An Introduction to Writing the Precis
As
serious academic writers, you will have to read and remember large amounts of
prose (and poetry) along with scientific and social studies articles as well.
In many of your college courses, you are probably able to memorize facts and
key statements with relative ease, but in English courses and others that also,
require close, critical reading, you are asked to go a step further, i.e., to
present the informing argument of, let's say, an article and reproduce the
logical development of the argument in as cogent a form as possible in your own
words. To demonstrate that you have assimilated the central argument and proof
of another scholar's critical interpretation, you must be able to summarize and
even compose a precis of an argument.
A summary or a precis is NOT a personal interpretation of a work or an
expression of your opinion of the idea; it is, rather, an exact replica in
miniature of the work, often reduced to one-quarter to one-fifth of its size,
in which you express the complete argument!

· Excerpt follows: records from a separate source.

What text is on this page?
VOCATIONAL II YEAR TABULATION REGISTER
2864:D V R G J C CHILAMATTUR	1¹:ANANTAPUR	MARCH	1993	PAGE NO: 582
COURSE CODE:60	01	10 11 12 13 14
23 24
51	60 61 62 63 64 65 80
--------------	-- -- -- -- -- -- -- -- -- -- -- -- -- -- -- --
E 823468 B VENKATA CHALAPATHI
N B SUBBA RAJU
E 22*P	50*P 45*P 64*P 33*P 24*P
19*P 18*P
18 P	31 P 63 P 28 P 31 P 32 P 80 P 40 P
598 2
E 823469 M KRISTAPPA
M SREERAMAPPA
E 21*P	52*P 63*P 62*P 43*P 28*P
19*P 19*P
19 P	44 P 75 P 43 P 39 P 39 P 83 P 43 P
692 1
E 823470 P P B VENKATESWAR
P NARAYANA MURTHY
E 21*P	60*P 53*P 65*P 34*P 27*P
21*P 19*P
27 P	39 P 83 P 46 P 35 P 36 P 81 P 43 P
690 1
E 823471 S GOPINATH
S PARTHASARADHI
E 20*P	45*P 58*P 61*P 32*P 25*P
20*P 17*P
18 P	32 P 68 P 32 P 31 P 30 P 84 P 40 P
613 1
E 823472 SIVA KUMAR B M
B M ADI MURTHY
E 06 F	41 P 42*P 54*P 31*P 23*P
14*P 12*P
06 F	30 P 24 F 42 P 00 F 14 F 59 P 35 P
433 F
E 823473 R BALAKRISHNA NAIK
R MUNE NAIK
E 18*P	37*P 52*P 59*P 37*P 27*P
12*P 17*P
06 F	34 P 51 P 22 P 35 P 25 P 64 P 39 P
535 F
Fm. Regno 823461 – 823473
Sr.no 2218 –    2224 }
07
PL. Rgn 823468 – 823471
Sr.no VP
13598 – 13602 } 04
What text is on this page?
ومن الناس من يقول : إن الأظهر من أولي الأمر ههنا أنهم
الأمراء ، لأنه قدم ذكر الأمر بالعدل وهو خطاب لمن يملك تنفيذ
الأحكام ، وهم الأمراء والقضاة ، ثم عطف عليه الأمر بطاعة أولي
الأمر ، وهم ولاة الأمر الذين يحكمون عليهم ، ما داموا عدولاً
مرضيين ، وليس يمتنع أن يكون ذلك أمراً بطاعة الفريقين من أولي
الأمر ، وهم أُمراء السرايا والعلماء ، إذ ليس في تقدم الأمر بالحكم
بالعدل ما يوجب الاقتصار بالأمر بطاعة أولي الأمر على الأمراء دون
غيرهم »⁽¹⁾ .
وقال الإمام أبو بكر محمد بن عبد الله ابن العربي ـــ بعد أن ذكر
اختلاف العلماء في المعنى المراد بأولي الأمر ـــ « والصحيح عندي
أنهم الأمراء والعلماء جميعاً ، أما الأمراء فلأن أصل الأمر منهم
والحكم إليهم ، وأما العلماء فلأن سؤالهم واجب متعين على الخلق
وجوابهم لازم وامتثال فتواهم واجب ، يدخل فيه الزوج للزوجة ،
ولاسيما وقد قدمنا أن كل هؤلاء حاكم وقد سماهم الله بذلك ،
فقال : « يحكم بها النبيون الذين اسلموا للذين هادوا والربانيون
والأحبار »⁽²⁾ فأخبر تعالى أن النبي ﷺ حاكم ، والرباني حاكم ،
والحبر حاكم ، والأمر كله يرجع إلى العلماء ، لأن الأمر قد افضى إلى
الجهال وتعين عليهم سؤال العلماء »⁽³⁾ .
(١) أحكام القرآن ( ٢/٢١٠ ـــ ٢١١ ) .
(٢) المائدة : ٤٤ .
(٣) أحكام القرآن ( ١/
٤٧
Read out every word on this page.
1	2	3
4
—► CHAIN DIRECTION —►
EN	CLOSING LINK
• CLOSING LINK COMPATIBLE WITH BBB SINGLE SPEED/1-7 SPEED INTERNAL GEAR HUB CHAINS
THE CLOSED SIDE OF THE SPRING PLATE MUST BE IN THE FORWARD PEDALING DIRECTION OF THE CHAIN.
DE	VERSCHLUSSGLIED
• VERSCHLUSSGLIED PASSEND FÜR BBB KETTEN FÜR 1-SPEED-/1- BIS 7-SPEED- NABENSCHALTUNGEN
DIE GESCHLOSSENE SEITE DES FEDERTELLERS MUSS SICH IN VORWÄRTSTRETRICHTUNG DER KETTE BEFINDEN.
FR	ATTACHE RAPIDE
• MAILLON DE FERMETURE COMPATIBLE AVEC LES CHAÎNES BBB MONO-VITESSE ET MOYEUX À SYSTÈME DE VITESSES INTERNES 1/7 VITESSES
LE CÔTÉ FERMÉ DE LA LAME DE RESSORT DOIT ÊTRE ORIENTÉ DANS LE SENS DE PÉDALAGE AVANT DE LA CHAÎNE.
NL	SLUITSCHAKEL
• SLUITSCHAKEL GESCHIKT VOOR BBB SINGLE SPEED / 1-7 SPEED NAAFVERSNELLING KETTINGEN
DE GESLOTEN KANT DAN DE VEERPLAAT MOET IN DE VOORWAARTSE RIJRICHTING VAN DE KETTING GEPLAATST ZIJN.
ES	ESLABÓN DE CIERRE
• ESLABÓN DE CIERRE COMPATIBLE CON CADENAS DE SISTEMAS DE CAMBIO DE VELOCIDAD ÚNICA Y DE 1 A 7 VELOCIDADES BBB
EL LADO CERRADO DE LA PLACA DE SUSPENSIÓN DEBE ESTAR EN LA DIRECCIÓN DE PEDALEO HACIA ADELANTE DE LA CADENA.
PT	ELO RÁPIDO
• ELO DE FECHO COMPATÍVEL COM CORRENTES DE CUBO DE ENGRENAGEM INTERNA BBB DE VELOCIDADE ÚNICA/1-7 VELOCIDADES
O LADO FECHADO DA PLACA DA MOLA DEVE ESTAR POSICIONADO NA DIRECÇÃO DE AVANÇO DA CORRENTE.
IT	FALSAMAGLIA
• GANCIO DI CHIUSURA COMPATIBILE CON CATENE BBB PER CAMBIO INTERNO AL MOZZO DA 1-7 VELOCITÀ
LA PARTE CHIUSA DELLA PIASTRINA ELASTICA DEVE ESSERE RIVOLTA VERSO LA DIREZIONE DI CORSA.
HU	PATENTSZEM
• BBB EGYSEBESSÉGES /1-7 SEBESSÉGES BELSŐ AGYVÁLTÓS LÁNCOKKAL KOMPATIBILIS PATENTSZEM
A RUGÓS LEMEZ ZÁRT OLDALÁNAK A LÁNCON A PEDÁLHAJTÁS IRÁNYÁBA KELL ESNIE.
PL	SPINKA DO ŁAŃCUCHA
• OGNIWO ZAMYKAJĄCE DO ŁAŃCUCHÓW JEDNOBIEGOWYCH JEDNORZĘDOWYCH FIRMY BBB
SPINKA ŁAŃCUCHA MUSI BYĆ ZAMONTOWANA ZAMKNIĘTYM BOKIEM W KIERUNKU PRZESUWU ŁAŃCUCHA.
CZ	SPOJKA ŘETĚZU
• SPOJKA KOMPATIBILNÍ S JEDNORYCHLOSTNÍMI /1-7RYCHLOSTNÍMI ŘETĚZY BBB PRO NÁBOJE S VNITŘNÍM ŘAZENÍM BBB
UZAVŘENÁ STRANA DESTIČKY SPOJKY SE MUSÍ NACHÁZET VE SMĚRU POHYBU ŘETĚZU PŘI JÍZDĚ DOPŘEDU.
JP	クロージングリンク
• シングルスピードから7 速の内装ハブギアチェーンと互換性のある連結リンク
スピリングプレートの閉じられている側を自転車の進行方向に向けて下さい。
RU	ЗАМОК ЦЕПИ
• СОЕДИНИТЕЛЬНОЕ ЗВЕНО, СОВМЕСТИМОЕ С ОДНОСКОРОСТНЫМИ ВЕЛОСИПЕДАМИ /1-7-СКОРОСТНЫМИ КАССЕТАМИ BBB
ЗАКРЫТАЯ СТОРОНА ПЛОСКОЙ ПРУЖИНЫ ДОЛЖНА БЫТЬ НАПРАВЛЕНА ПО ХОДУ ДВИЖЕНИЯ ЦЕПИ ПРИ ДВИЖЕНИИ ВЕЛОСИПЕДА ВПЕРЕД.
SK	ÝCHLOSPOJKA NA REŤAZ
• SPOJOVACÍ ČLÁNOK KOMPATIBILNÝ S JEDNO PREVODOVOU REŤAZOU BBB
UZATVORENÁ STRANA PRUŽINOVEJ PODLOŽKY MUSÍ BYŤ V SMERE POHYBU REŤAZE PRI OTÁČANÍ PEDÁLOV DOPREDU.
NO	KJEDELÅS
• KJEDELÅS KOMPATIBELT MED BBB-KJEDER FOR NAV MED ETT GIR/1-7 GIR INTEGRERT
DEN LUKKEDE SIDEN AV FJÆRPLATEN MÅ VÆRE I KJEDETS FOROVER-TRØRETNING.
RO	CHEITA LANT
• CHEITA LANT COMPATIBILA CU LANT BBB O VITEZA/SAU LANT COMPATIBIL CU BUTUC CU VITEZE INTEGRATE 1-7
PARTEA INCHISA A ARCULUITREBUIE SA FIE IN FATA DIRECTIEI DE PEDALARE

What actually happens when you write a precis? First, you must understand the
complete work so that you can abstract the central argument and express it
cogently and completely. Next, you must develop the argument exactly as the
writer has presented it AND reduce the work by 755-80% of its size. Of course,
this is possible when you consider exactly how you "learn" to read
the work.
The keyword here is assimilation. When you read the material, you will probably
understand only those parts which have associations within your own experience
(intellectual, emotional, physical, etc.
How you actually go about writing a precis depends largely on your ability to
restate the writer's central ideas after you have assimilated them into your
own mind.
Here are the rules of the game:
1. Read the article many times most carefully.
2. Write a precis of the article in which you state the entire argument
and present the logical progression (the development) of the argument.
3. Reduce the article to one-fifth to one-quarter of its original length and
omit nothing from the essential argument. This is, in reality, the key to the
whole enterprise!
4. Type the precis and begin with your abstraction of the central, informing
the idea of the article. Having understood and written the central idea,
present the essential argument in an as cogent manner as possible.
(Clue: Once you have assimilated the article through the illustrations and
examples the writer uses to make his/her abstract ideas concrete, you do not
have to include these in your precis!)
5. Here is a central rule:
Do not copy a single sentence from the article! You may use keywords and
phrases only when you are expressing ideas that are technically precise or when
you feel comfortable using the writer's
own words, i.e., you understand exactly what he or she means, and there is
really a no better way to express the concept.
Finally, to complete this assignment, you will have to read the work most
carefully, ask questions about the work repeatedly, and reach into your own
experiences so that you can shape most cogently the writer's concepts!
This assignment is not easy! When you have completed it well, you will never,
never forget the argument, the examples, and the development of the article.
More than likely you will also be learning that when you write research papers
and other critical papers, your ability to write the precis is central to the
basics of analysis, synthesis, comparison, and another key, higher-order
thinking skills absolutely required for your success in college and in the
profession or career you have chosen when you graduate.